Climate change communication as a field can make a major contribution. Science communication scholarship shows that it’s not enough to provide more information, as in more news coverage. A key problem for climate change communication, including through media coverage, is according to Susanne Moser, that individuals need to care and be motivated to take action on climate change. Any project to improve climate journalism needs to be rooted in the understanding that Individuals come to their beliefs about science, including climate change, based on a mix of pre-held values, social networks and political ideology.
It’s essential that this effort to improve climate reporting be evidence-based. To name but one example, Graham Dixon and colleagues at the Ohio State University published a study in Environmental Communication in which they found “backfiring effects” among climate change skeptics when exposed to media coverage emphasizing the role of climate change in extreme weather events.
The Oxford Encyclopedia of Climate Change Communication (of which I’m a contributor), edited by Matthew Nisbet of Northeastern University, should be the go-to resource for journalists looking for the state of the field. It includes multiple articles addressing journalism, as well as television and cable news, social media and TV meteorologists as climate change educators.
Telling Compelling Climate Change Stories
On a morning panel, New York Times’ international climate reporter Somini Sengupta provided advice on climate reporting: tell stories that are rich, compelling and surprising. Make it relatable. “We try to make personal connections.

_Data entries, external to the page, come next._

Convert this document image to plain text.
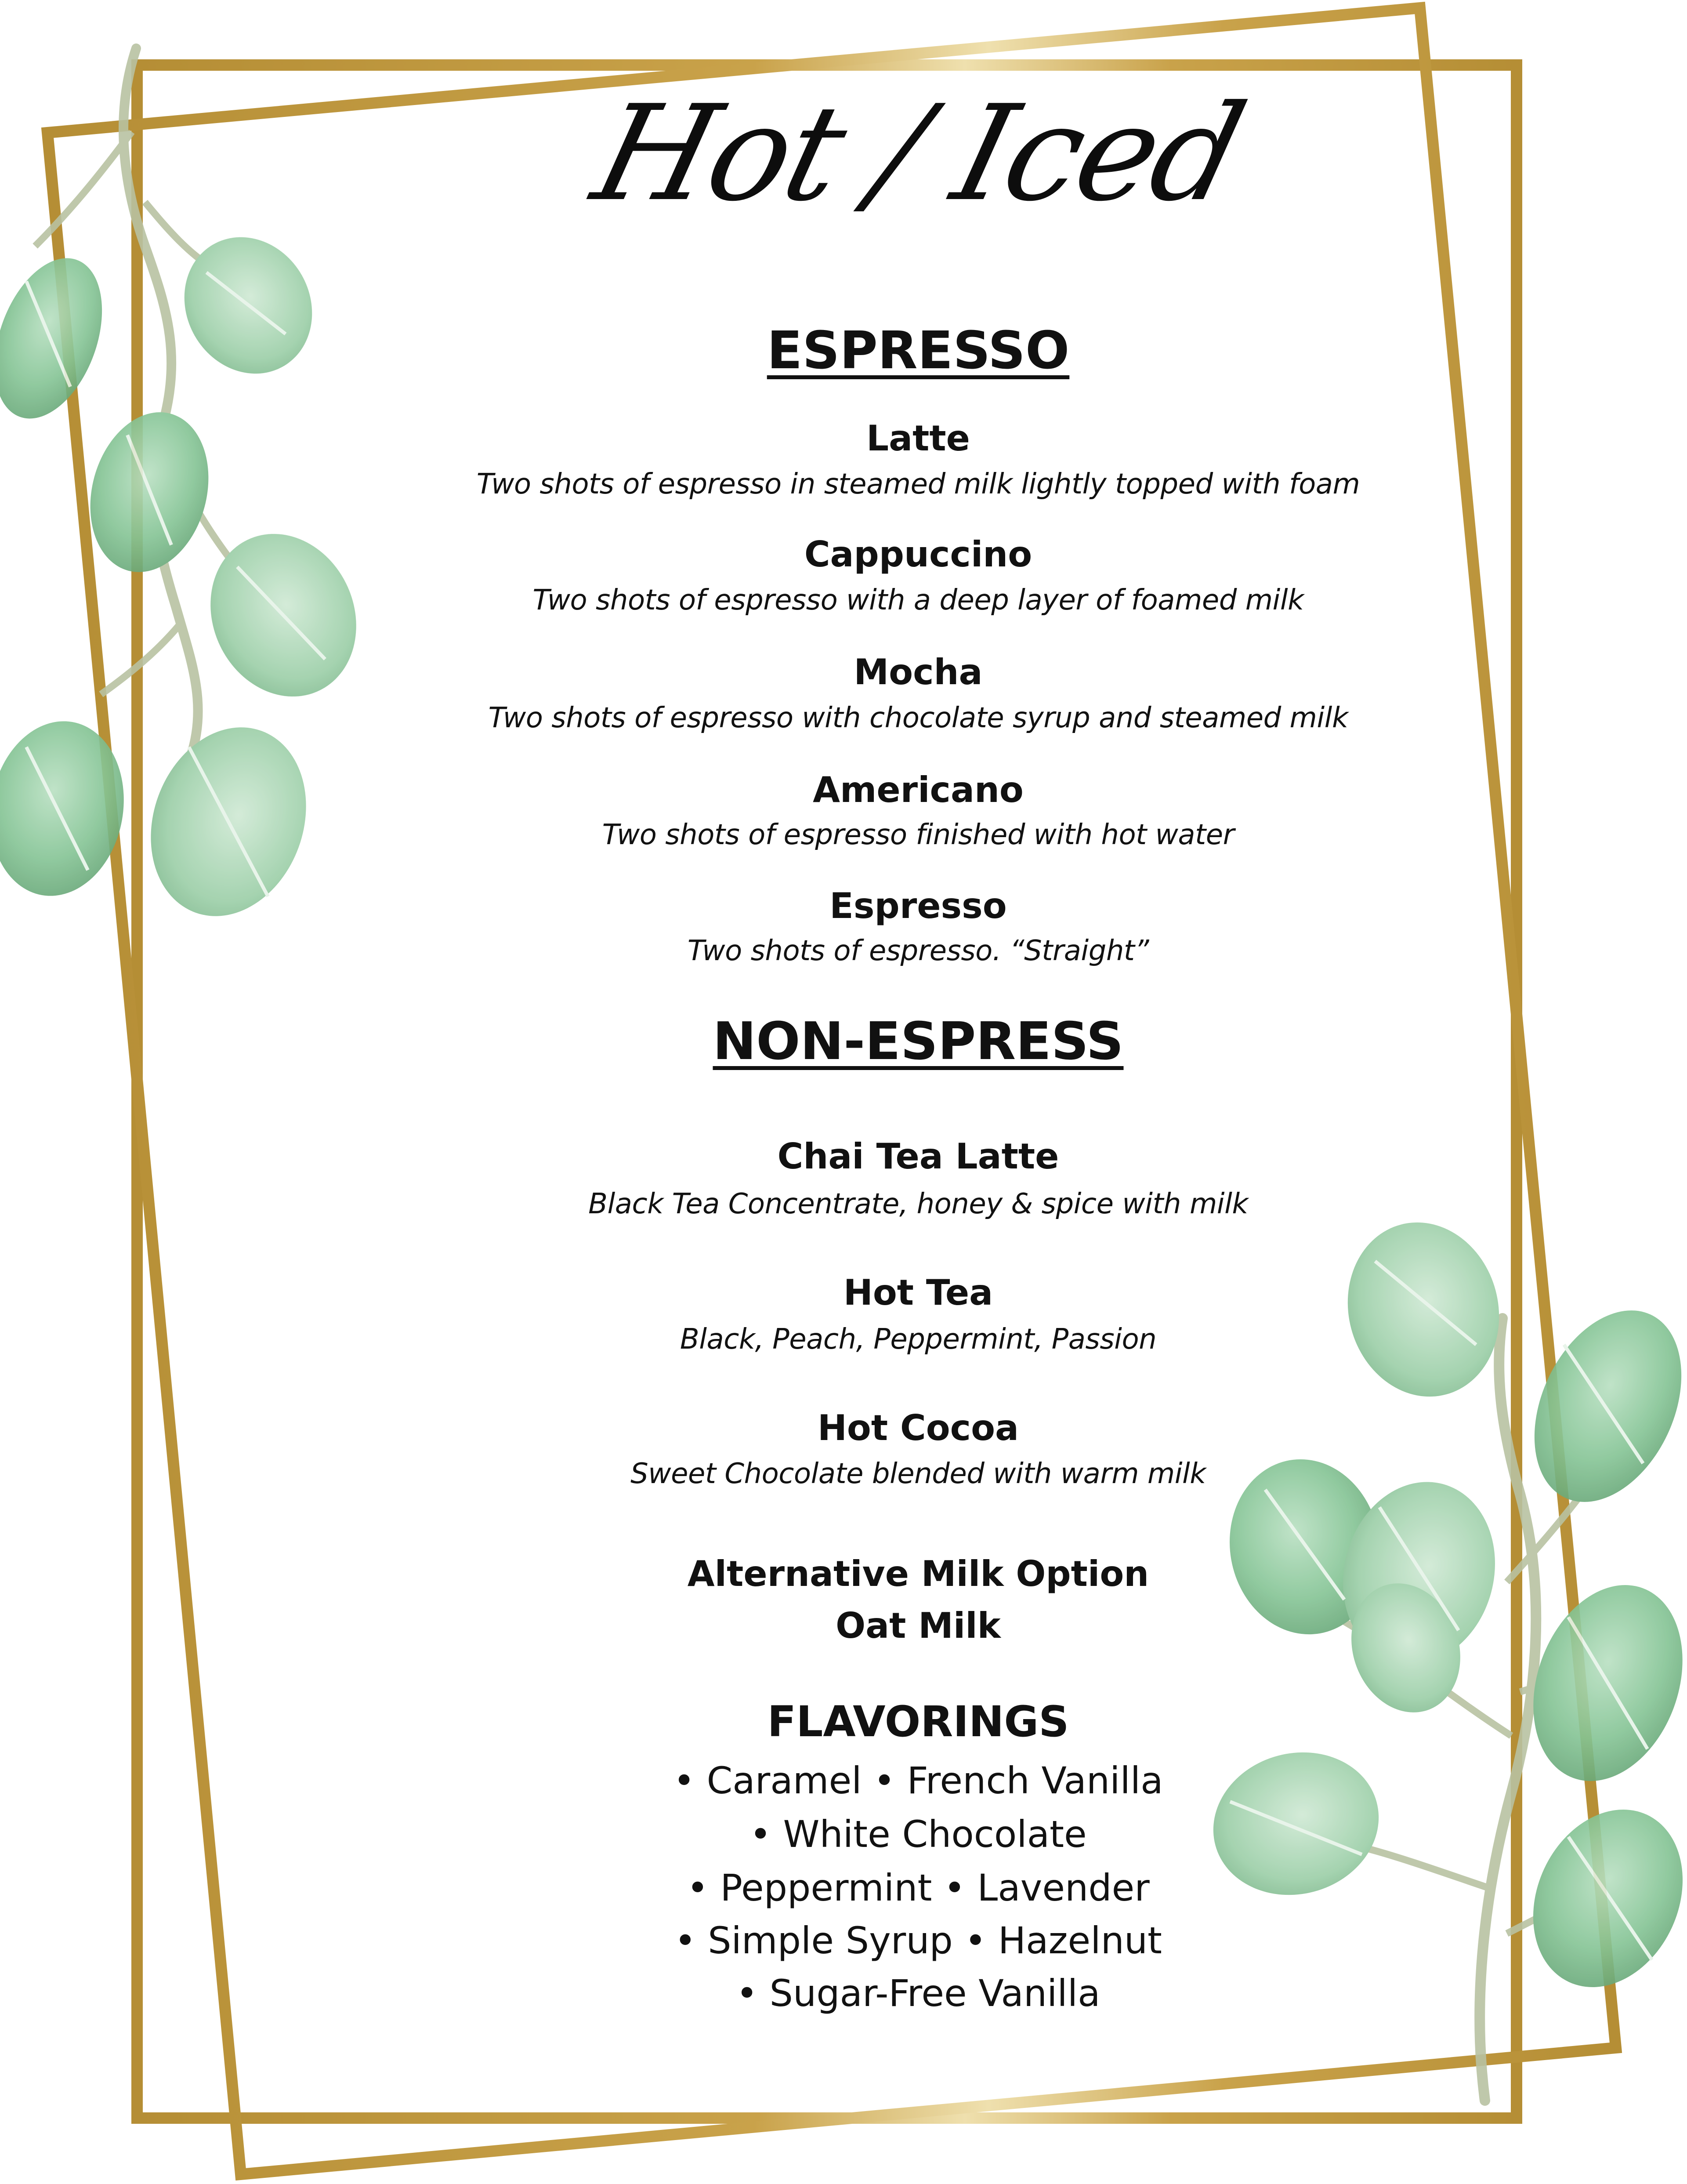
Hot / Iced
ESPRESSO
Latte
Two shots of espresso in steamed milk lightly topped with foam
Cappuccino
Two shots of espresso with a deep layer of foamed milk
Mocha
Two shots of espresso with chocolate syrup and steamed milk
Americano
Two shots of espresso finished with hot water
Espresso
Two shots of espresso. “Straight”
NON-ESPRESS
Chai Tea Latte
Black Tea Concentrate, honey & spice with milk
Hot Tea
Black, Peach, Peppermint, Passion
Hot Cocoa
Sweet Chocolate blended with warm milk
Alternative Milk Option
Oat Milk
FLAVORINGS
• Caramel • French Vanilla
• White Chocolate
• Peppermint • Lavender
• Simple Syrup • Hazelnut
• Sugar-Free Vanilla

We try to move people,” said Sengupta at the panel.
She further commented on the importance of diversity in climate reporting. “It’s our job as reporters to not rely on a small sliver of humanity,” said Sengupta. “Do not rely on white male experts, because the story will be incomplete.”
The challenges the next generation of environmental and climate journalists face were summed up by an audience question from a graduating student journalist, “Is it only journalists of a certain stature that are allowed to speak plainly about climate change or can journalists like me just entering the job market also do that?”
This is a challenge we need to take up as educators tasked with training the next generation of environmental and climate journalists, as well as those entering the profession, regardless of their area of specialization. On Twitter, I shared a thread of resources that can help, including Climate Outreach, Climate Central and the Climate Advocacy Lab.
A Call for Dialogue with Journalists
Crisis terminology was peppered throughout the #CoveringClimateNow conversation with mentions of “climate emergency” and “climate crisis.” We run the risk of becoming numb to yet another crisis. What climate change communication researchers and educators can, and should, do is contribute insights from our research to this ongoing dialogue. We share a goal with concerned journalists and editors: to improve the quality and depth of journalism about climate impacts and solutions, not just climate journalism as a siloed beat.
The structural constraints hindering better climate reporting aren’t going to diminish without unprecedented cooperation between stakeholders–journalists, editors, funders, concerned citizens, climate activists, political leaders willing to look beyond the next election cycle, students, and scholars, among others. In short, all of us together.
Environmental communication is a “crisis discipline.” We have an ethical obligation to share our expertise and research findings with journalists, such as those at the Columbia Journalism Review and The Nation leading this new effort. Let’s hope they’ll listen and act upon best practices suggested by climate change communication research.